- Date: January 8th and 9th, 2019
- Location: Europe, Spain, Italy, France, Portugal, Greece, Belgium, Malta, Cyprus
- Caused by: Stop the Modi government's anti-union legislation
- Goals: a minimum wage, limitations on contract work and minimum workers' rights.
- Methods: Strike action, including flying pickets Civil disobedience

= 2019 Indian general strike =

On January 8 and 9, 2019, one of the largest general strikes in workers' history took place in India with almost 200 million striking people. Ten Indian union federations had called for the nationwide strike.

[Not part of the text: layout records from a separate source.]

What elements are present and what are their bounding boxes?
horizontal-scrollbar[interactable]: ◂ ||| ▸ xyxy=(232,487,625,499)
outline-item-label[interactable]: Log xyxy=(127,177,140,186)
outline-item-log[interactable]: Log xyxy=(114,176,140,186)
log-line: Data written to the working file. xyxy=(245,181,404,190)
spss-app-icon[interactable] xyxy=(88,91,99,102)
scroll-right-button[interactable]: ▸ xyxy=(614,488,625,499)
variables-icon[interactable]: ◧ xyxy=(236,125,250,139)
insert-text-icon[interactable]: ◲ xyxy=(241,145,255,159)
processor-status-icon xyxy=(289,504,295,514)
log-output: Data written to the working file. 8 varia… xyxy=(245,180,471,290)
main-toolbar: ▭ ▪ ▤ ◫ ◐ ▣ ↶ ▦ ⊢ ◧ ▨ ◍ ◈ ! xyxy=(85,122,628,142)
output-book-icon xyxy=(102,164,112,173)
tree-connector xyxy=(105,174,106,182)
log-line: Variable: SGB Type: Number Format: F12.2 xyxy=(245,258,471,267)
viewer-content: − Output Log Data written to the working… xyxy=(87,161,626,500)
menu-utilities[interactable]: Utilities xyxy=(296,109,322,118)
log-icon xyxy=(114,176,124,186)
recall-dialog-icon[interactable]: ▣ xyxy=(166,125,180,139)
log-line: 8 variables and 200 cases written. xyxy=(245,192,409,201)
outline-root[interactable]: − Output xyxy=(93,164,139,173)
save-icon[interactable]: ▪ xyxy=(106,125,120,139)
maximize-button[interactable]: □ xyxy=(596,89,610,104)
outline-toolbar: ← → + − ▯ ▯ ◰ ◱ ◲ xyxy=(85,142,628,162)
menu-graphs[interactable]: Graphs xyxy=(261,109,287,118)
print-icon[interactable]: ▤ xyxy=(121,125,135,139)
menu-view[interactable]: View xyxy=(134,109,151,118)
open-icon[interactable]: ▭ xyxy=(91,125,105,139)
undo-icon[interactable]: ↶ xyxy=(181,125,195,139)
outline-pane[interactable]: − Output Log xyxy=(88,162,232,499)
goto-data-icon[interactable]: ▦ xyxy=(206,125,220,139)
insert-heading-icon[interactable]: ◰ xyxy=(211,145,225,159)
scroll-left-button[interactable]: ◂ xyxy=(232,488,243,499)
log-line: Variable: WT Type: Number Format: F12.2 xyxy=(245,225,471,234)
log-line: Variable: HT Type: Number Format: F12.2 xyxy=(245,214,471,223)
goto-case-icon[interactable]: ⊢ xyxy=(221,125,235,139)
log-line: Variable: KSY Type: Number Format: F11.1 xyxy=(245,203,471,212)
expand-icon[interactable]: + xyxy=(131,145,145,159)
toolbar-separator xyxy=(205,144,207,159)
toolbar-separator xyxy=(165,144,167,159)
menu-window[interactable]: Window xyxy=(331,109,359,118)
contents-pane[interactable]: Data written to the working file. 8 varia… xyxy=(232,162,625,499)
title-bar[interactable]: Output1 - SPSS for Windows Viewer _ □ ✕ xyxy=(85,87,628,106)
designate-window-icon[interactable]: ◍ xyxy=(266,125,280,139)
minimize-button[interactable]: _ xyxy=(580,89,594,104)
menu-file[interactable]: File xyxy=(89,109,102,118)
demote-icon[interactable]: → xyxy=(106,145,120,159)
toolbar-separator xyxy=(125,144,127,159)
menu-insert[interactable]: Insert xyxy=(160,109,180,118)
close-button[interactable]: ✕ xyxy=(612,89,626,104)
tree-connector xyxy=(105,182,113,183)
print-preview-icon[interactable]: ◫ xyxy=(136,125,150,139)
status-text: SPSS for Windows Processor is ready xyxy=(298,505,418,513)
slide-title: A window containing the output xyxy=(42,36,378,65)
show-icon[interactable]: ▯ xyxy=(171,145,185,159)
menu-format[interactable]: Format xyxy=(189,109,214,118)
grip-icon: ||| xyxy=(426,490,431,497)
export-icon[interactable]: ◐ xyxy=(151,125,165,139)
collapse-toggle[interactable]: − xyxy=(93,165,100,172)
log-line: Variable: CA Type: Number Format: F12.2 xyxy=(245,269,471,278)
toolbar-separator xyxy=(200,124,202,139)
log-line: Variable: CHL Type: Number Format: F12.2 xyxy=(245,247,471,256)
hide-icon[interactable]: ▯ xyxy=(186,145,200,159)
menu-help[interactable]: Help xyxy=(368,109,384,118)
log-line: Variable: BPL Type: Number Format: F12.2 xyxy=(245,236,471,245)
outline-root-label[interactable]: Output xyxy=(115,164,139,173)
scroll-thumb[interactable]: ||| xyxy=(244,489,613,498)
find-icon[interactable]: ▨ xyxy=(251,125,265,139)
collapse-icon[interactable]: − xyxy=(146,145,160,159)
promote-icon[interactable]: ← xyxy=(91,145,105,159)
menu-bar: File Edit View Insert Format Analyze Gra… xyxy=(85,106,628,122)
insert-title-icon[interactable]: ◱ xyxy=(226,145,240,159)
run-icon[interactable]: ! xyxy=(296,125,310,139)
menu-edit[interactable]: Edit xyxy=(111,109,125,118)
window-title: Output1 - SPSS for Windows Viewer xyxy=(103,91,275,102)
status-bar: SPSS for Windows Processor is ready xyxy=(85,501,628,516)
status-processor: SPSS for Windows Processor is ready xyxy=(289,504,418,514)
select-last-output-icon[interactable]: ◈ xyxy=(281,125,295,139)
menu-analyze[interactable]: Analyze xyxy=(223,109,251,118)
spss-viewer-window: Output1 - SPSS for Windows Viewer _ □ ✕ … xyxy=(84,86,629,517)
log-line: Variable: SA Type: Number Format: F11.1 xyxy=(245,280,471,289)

The call for strikes led to strong participation, both in the various sectors of the public service and in privately organized industry and the informal sector. The trade union federations had agreed on a catalog of 12 demands and wanted, among other things, to prevent anti-union legislation from the Modi government that was about to be passed. The strikers also demanded a minimum wage and pension for people in India, and a 12-month limit on contract work. The governments of various Indian states, e.g. from West Bengal and Tamil Nadu threatened the strikers with countermeasures. The following 2020 Indian general strike that was held across India on 26 November 2020 was even larger.

The trade union federations INTUC, AITUC, Hind Mazdoor Sabha (HMS), CITU, All India United Trade Union Centre (AIUTUC), TUCC, Self Employed Women's Association (SEWA), AICCTU, Labour Progressive Federation (LPF) and UTUC had called for the strike. Only the RSS union, which belongs to the right-wing Hindu Rashtriya Swayamsevak Sangh, did not take part.